Schroder is a real talent.
He is mentally very strong. He wouldn't be where he is now if he weren't mentally tough and strong. He has a different kind of personality than a lot of German international players, including Dirk, and he is very competitive. It's a good thing for German basketball as we, the staff and the federation, but also the media and the fans, let him be himself and develop his own personality. Dennis is a great competitor and he likes to learn and improve. He is always going to get it done, he wants to grow as a player and is not scared of responsibility. Those reasons are what make him special.

Germany has been included in Group B with Israel, Lithuania, Italy, Georgia and Ukraine. 

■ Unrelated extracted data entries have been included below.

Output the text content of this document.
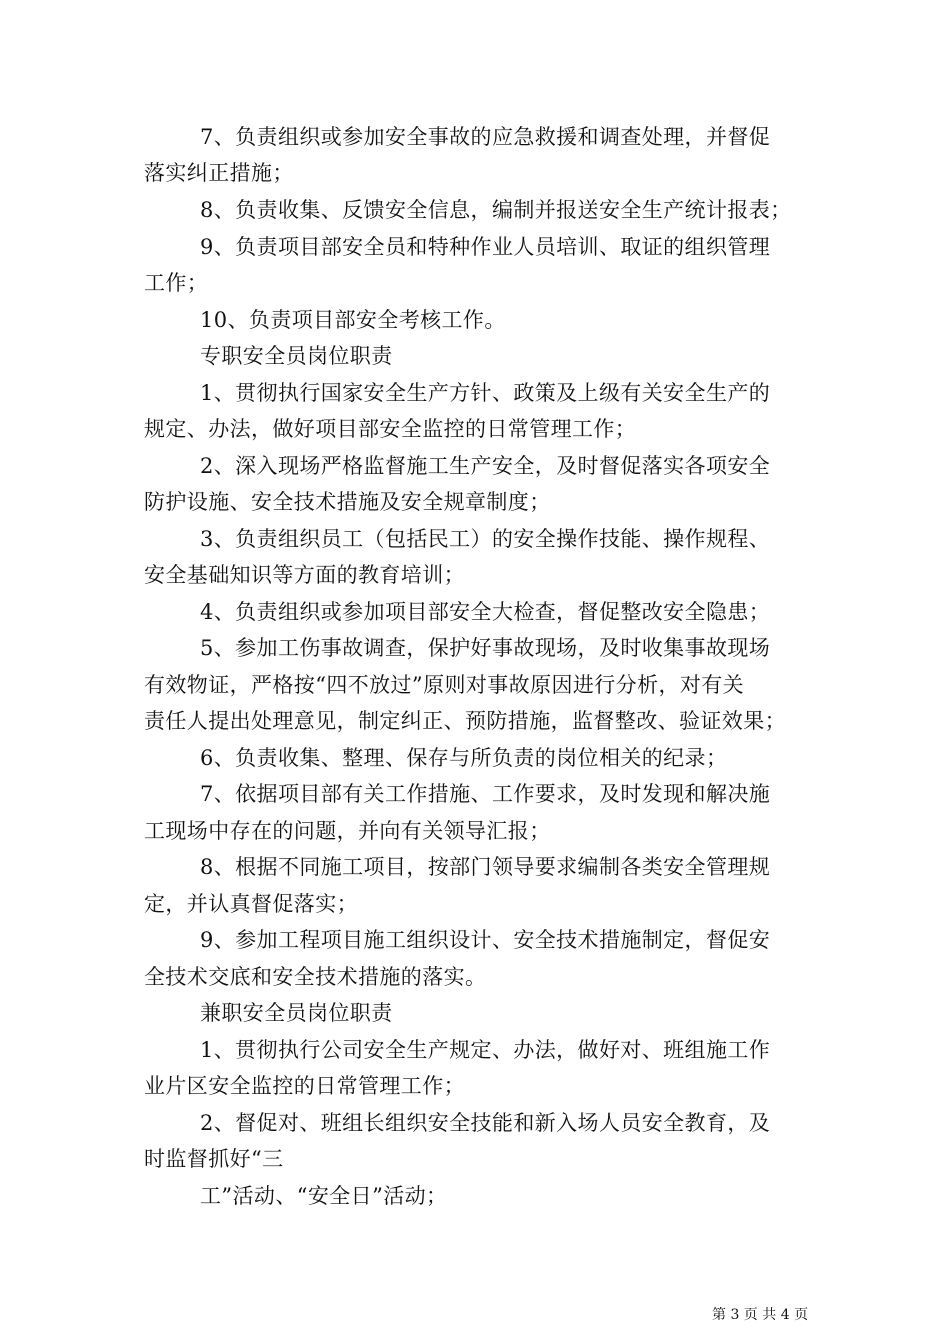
7、负责组织或参加安全事故的应急救援和调查处理，并督促
落实纠正措施；
8、负责收集、反馈安全信息，编制并报送安全生产统计报表；
9、负责项目部安全员和特种作业人员培训、取证的组织管理
工作；
10、负责项目部安全考核工作。
专职安全员岗位职责
1、贯彻执行国家安全生产方针、政策及上级有关安全生产的
规定、办法，做好项目部安全监控的日常管理工作；
2、深入现场严格监督施工生产安全，及时督促落实各项安全
防护设施、安全技术措施及安全规章制度；
3、负责组织员工（包括民工）的安全操作技能、操作规程、
安全基础知识等方面的教育培训；
4、负责组织或参加项目部安全大检查，督促整改安全隐患；
5、参加工伤事故调查，保护好事故现场，及时收集事故现场
有效物证，严格按“四不放过”原则对事故原因进行分析，对有关
责任人提出处理意见，制定纠正、预防措施，监督整改、验证效果；
6、负责收集、整理、保存与所负责的岗位相关的纪录；
7、依据项目部有关工作措施、工作要求，及时发现和解决施
工现场中存在的问题，并向有关领导汇报；
8、根据不同施工项目，按部门领导要求编制各类安全管理规
定，并认真督促落实；
9、参加工程项目施工组织设计、安全技术措施制定，督促安
全技术交底和安全技术措施的落实。
兼职安全员岗位职责
1、贯彻执行公司安全生产规定、办法，做好对、班组施工作
业片区安全监控的日常管理工作；
2、督促对、班组长组织安全技能和新入场人员安全教育，及
时监督抓好“三
工”活动、“安全日”活动；
第 3 页 共 4 页
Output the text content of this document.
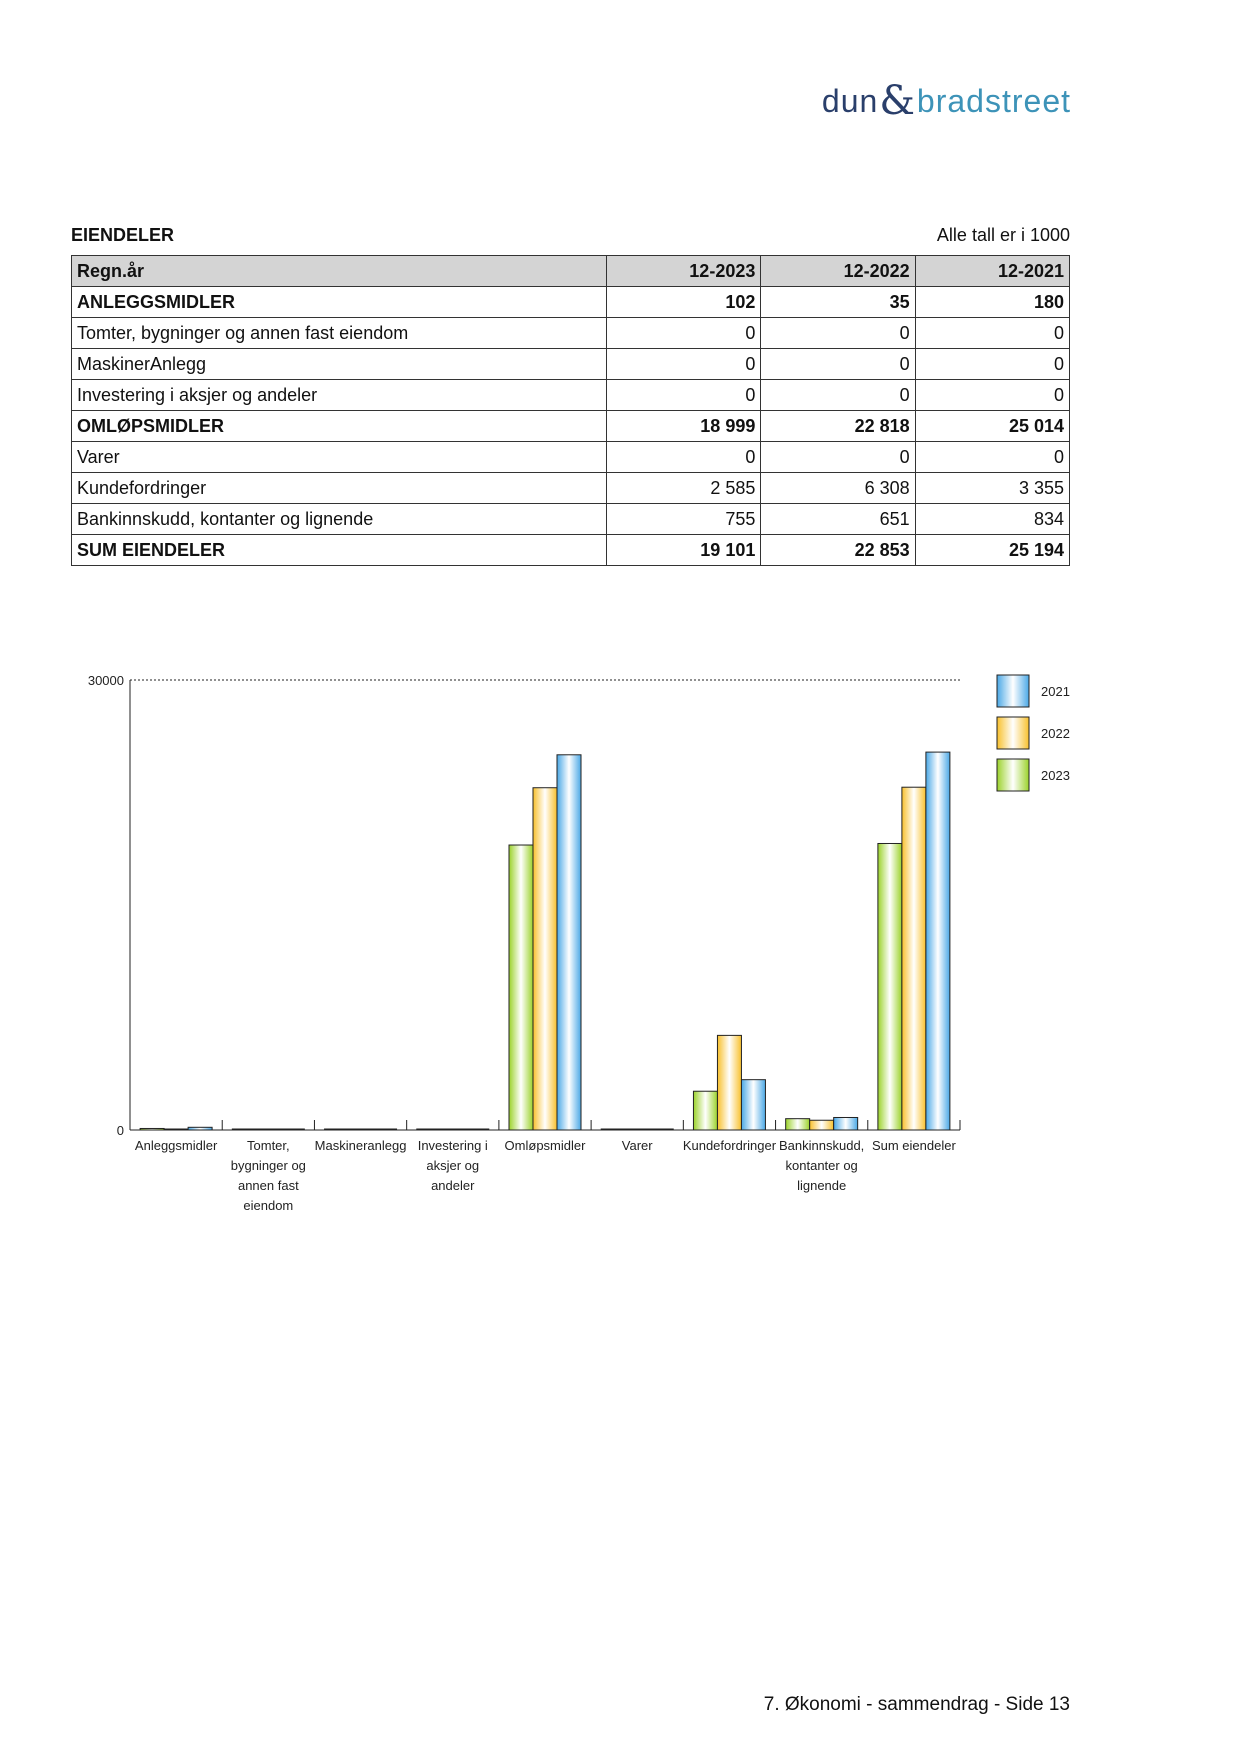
dun & bradstreet
EIENDELER	Alle tall er i 1000
Regn.år	12-2023	12-2022	12-2021
ANLEGGSMIDLER	102	35	180
Tomter, bygninger og annen fast eiendom	0	0	0
MaskinerAnlegg	0	0	0
Investering i aksjer og andeler	0	0	0
OMLØPSMIDLER	18 999	22 818	25 014
Varer	0	0	0
Kundefordringer	2 585	6 308	3 355
Bankinnskudd, kontanter og lignende	755	651	834
SUM EIENDELER	19 101	22 853	25 194
0
30000
Anleggsmidler	Tomter, bygninger og annen fast eiendom
Maskineranlegg Investering i aksjer og andeler
Omløpsmidler	Varer Kundefordringer Bankinnskudd, kontanter og lignende
Sum eiendeler
2021
2022
2023
7. Økonomi - sammendrag - Side 13
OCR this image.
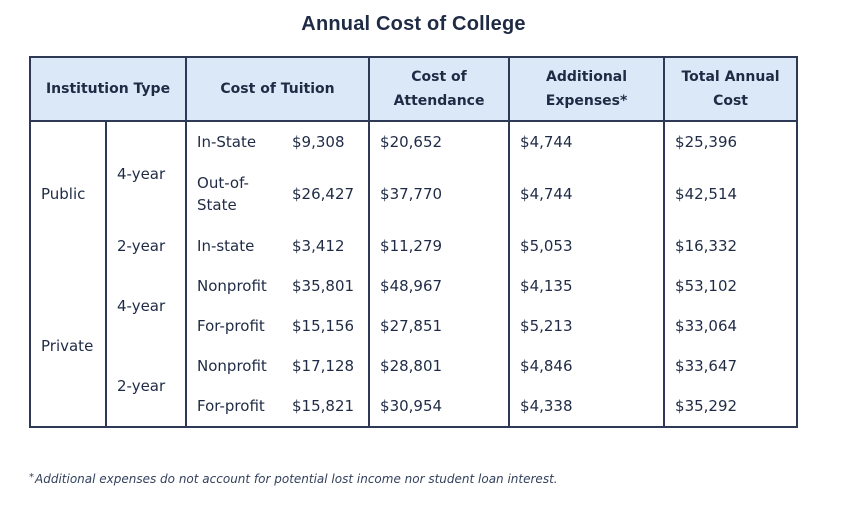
Annual Cost of College
Institution Type		Cost of Tuition		Cost of Attendance	Additional Expenses*	Total Annual Cost
Public	4-year	In-State	$9,308	$20,652	$4,744	$25,396
		Out-of-State	$26,427	$37,770	$4,744	$42,514
	2-year	In-state	$3,412	$11,279	$5,053	$16,332
Private	4-year	Nonprofit	$35,801	$48,967	$4,135	$53,102
		For-profit	$15,156	$27,851	$5,213	$33,064
	2-year	Nonprofit	$17,128	$28,801	$4,846	$33,647
		For-profit	$15,821	$30,954	$4,338	$35,292
*Additional expenses do not account for potential lost income nor student loan interest.
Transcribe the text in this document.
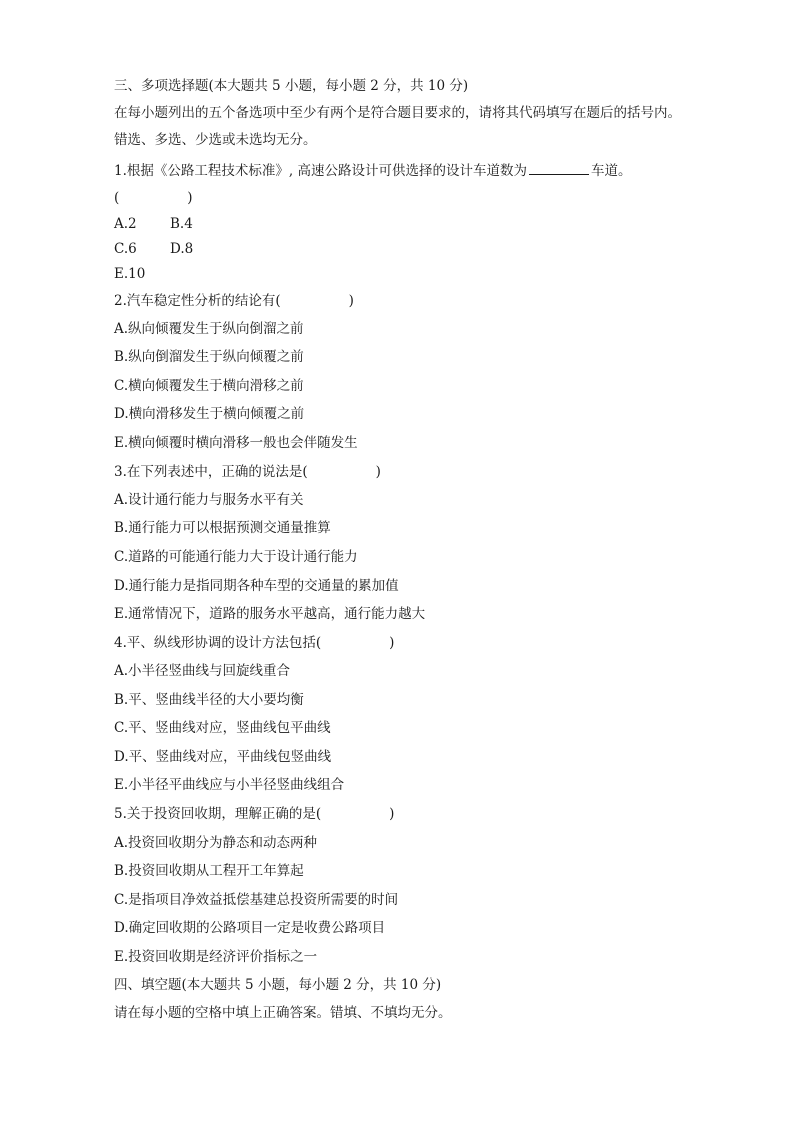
三、多项选择题(本大题共 5 小题，每小题 2 分，共 10 分)
在每小题列出的五个备选项中至少有两个是符合题目要求的，请将其代码填写在题后的括号内。
错选、多选、少选或未选均无分。
1.根据《公路工程技术标准》, 高速公路设计可供选择的设计车道数为	车道。
(	)
A.2 B.4
C.6 D.8
E.10
2.汽车稳定性分析的结论有(	)
A.纵向倾覆发生于纵向倒溜之前
B.纵向倒溜发生于纵向倾覆之前
C.横向倾覆发生于横向滑移之前
D.横向滑移发生于横向倾覆之前
E.横向倾覆时横向滑移一般也会伴随发生
3.在下列表述中，正确的说法是(	)
A.设计通行能力与服务水平有关
B.通行能力可以根据预测交通量推算
C.道路的可能通行能力大于设计通行能力
D.通行能力是指同期各种车型的交通量的累加值
E.通常情况下，道路的服务水平越高，通行能力越大
4.平、纵线形协调的设计方法包括(	)
A.小半径竖曲线与回旋线重合
B.平、竖曲线半径的大小要均衡
C.平、竖曲线对应，竖曲线包平曲线
D.平、竖曲线对应，平曲线包竖曲线
E.小半径平曲线应与小半径竖曲线组合
5.关于投资回收期，理解正确的是(	)
A.投资回收期分为静态和动态两种
B.投资回收期从工程开工年算起
C.是指项目净效益抵偿基建总投资所需要的时间
D.确定回收期的公路项目一定是收费公路项目
E.投资回收期是经济评价指标之一
四、填空题(本大题共 5 小题，每小题 2 分，共 10 分)
请在每小题的空格中填上正确答案。错填、不填均无分。
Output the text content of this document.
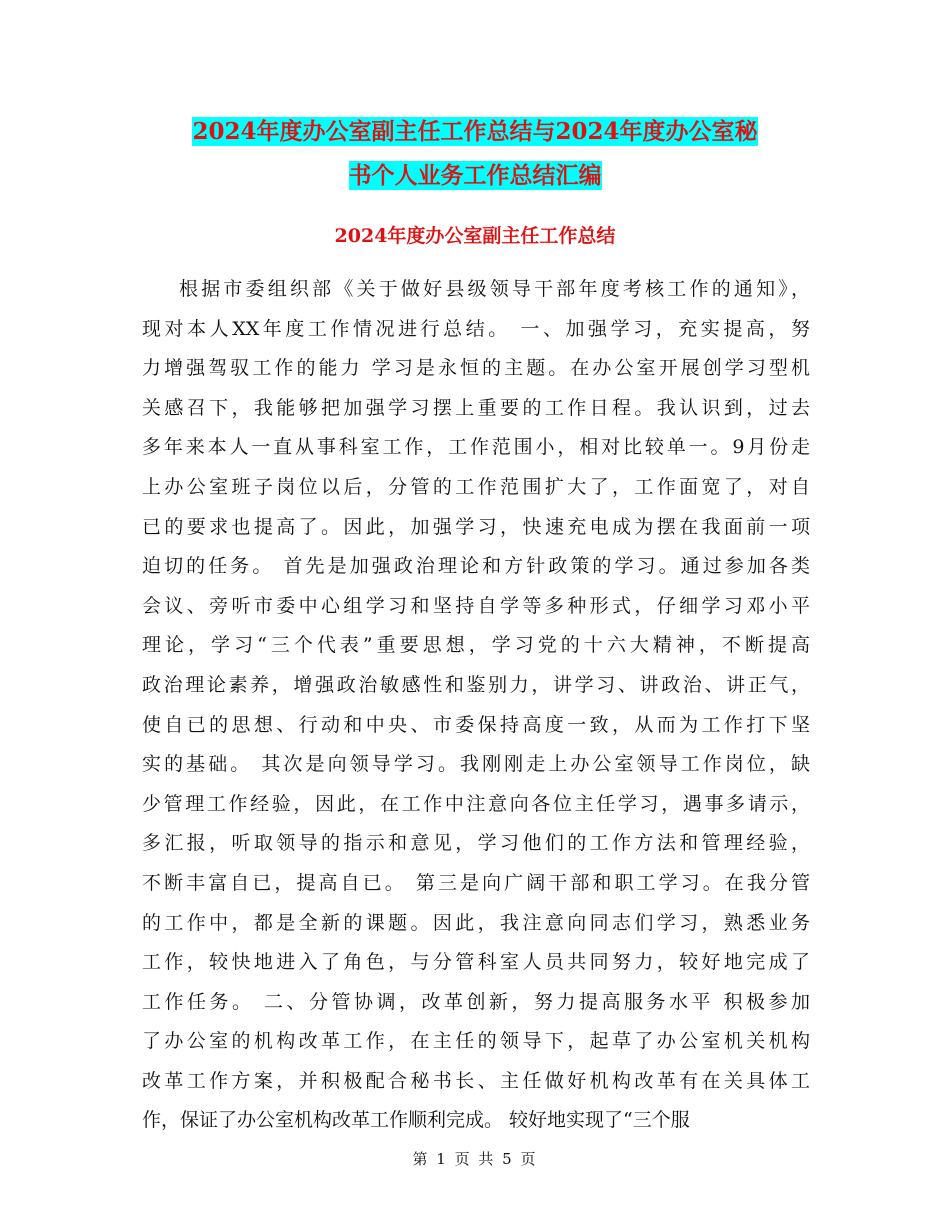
2024年度办公室副主任工作总结与2024年度办公室秘
书个人业务工作总结汇编
2024年度办公室副主任工作总结
根据市委组织部《关于做好县级领导干部年度考核工作的通知》，
现对本人XX年度工作情况进行总结。 一、加强学习，充实提高，努
力增强驾驭工作的能力 学习是永恒的主题。在办公室开展创学习型机
关感召下，我能够把加强学习摆上重要的工作日程。我认识到，过去
多年来本人一直从事科室工作，工作范围小，相对比较单一。9月份走
上办公室班子岗位以后，分管的工作范围扩大了，工作面宽了，对自
已的要求也提高了。因此，加强学习，快速充电成为摆在我面前一项
迫切的任务。 首先是加强政治理论和方针政策的学习。通过参加各类
会议、旁听市委中心组学习和坚持自学等多种形式，仔细学习邓小平
理论，学习“三个代表”重要思想，学习党的十六大精神，不断提高
政治理论素养，增强政治敏感性和鉴别力，讲学习、讲政治、讲正气，
使自已的思想、行动和中央、市委保持高度一致，从而为工作打下坚
实的基础。 其次是向领导学习。我刚刚走上办公室领导工作岗位，缺
少管理工作经验，因此，在工作中注意向各位主任学习，遇事多请示，
多汇报，听取领导的指示和意见，学习他们的工作方法和管理经验，
不断丰富自已，提高自已。 第三是向广阔干部和职工学习。在我分管
的工作中，都是全新的课题。因此，我注意向同志们学习，熟悉业务
工作，较快地进入了角色，与分管科室人员共同努力，较好地完成了
工作任务。 二、分管协调，改革创新，努力提高服务水平 积极参加
了办公室的机构改革工作，在主任的领导下，起草了办公室机关机构
改革工作方案，并积极配合秘书长、主任做好机构改革有在关具体工
作，保证了办公室机构改革工作顺利完成。 较好地实现了“三个服
第 1 页 共 5 页
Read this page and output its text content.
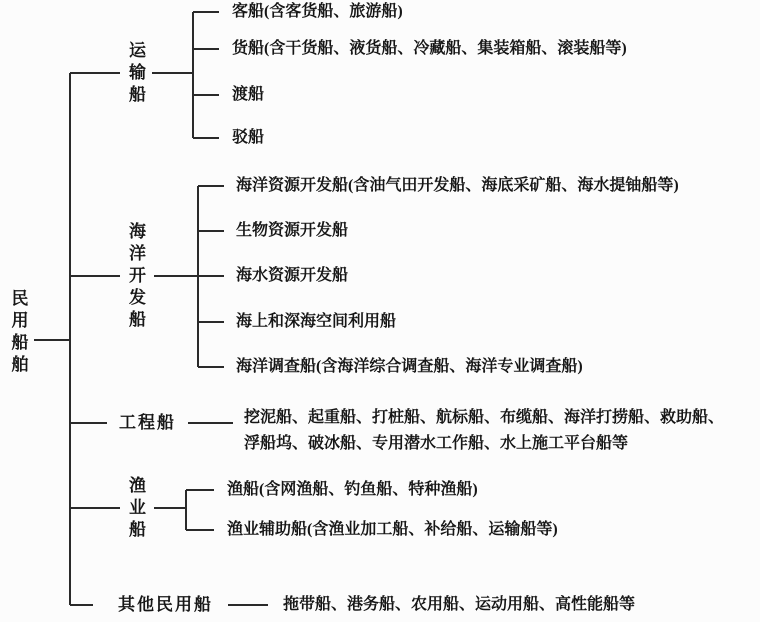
民用船舶
运输船
客船(含客货船、旅游船)
货船(含干货船、液货船、冷藏船、集装箱船、滚装船等)
渡船
驳船
海洋开发船
海洋资源开发船(含油气田开发船、海底采矿船、海水提铀船等)
生物资源开发船
海水资源开发船
海上和深海空间利用船
海洋调查船(含海洋综合调查船、海洋专业调查船)
工程船	挖泥船、起重船、打桩船、航标船、布缆船、海洋打捞船、救助船、浮船坞、破冰船、专用潜水工作船、水上施工平台船等
渔业船
渔船(含网渔船、钓鱼船、特种渔船)
渔业辅助船(含渔业加工船、补给船、运输船等)
其他民用船	拖带船、港务船、农用船、运动用船、高性能船等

It's a very good group. I always find it very difficult to talk about my thoughts about the group, as we don't know who is going to come play for the national team and I have a lot for respect for every team. Basically, since we left the competition in 2015, we've been talking about (EuroBasket 2017). This tournament can be the best EuroBasket ever. A lot of teams can fight for a medal and every national team has been improving a lot. It's going to be an amazing tournament. I don't think that I've ever been more excited for anything in my career as I am for this coming summer at the EuroBasket.

The biggest challenge for Germany's national team?
For us to keep building on the continuity. Germany had five different coaches in five years, some guys in and some guys out, and the challenge is really to keep the core of this group together and keep growing. We have to come healthy and compete at our best level. We have a very compacted time to get ready for this kind of tournament and you have to figure out how to keep improving and be competitive.